Sonia Gandhi's visit coincided with the massive public upsurge over police firing in eastern Assam where nine people, including two paramilitary troopers, were killed on Friday.
Police opened fire when thousands of people tried to set ablaze a police station and storm an army outpost over the alleged death of a villager in army custody.
"Any soldier found guilty in the attack would be punished and we have taken up the matter with Defence Minister Pranab Mukherjee," Gandhi said.
She also announced financial assistance of Rs.300,000 to the next of kin of those who died and free education to their children.
Gandhi is scheduled to lay the foundation stone of the Fakruddin Ali Ahmed College in Barpeta in western Assam. She will later inaugurate the Rajiv Gandhi Indoor Games Stadium near Guwahati.

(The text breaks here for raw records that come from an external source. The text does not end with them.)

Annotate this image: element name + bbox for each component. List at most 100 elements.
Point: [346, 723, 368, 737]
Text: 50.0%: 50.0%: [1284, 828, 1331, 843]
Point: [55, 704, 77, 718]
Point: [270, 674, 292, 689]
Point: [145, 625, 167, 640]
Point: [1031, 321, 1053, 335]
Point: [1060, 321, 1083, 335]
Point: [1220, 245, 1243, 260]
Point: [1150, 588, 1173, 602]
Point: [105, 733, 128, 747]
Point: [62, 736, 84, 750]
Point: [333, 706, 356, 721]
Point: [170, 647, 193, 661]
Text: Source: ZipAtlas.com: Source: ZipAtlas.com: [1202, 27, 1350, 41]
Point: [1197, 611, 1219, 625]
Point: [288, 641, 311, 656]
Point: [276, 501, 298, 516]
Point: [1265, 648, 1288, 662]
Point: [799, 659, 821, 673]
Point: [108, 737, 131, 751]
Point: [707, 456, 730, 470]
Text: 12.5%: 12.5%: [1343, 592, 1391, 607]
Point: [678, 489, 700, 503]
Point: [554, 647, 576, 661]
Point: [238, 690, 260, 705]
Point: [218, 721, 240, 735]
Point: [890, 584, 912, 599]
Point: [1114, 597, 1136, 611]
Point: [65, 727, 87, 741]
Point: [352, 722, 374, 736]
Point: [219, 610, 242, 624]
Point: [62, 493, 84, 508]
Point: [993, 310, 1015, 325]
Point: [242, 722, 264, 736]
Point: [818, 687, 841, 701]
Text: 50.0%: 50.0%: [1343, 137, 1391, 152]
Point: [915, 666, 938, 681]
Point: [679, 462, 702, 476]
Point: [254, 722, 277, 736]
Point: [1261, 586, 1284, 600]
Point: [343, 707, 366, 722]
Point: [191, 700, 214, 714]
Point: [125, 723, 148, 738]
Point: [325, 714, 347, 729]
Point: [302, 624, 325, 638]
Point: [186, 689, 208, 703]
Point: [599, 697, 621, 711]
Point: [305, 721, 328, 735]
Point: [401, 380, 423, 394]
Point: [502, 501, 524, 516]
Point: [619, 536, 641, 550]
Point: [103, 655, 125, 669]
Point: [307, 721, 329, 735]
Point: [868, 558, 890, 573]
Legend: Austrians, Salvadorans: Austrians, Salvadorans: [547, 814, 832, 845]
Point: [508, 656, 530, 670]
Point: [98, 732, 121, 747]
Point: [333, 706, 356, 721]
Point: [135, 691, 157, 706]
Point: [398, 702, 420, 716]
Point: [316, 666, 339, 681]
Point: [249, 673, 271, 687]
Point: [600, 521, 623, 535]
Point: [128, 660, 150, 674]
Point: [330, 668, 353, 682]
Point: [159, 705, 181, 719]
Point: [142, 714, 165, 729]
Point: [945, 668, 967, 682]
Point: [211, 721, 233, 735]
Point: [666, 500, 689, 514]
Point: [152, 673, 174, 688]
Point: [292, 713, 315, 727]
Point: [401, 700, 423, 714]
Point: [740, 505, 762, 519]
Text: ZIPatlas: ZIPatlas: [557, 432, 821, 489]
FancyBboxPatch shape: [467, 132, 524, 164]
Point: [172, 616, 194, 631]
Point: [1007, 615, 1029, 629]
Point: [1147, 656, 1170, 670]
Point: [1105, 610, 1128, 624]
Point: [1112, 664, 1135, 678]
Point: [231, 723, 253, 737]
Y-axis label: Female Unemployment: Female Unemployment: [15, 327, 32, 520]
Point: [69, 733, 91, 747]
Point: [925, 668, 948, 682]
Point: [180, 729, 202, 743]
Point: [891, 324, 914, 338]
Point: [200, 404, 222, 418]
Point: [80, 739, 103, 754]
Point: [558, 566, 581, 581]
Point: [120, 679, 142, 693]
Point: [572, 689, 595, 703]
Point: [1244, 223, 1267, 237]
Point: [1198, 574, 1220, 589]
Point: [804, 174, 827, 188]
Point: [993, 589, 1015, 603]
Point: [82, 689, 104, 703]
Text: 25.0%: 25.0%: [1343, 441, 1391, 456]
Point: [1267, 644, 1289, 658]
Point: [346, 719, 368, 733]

Gandhi's visit to Assam comes a day after New Delhi decided to amend the Foreigners Act by introducing tribunals where all suspected migrants could appeal against charges of illegal migration. A tribunal hearing is not mandatory in the rest of India under the Foreigners Act of 1946.
The Supreme Court in July last year repealed the controversial Illegal Migrants (Determination by Tribunals) Act. The 22-year-old act was replaced with the Foreigners Act.
Through the amendment, the Congress hopes to make up for lost ground in Assam by wooing the Muslims, promising them a fair hearing and not summarily deporting them after declaring them as aliens.
Muslims in Assam, who account for about 30 per cent of the state's 26 million people, have for decades been at the centre stage of electoral politics with the community holding the key in at least 40 of the 126 assembly constituencies.
The Muslims and the Bengali speaking linguistic minority voters in Assam were traditionally Congress supporters.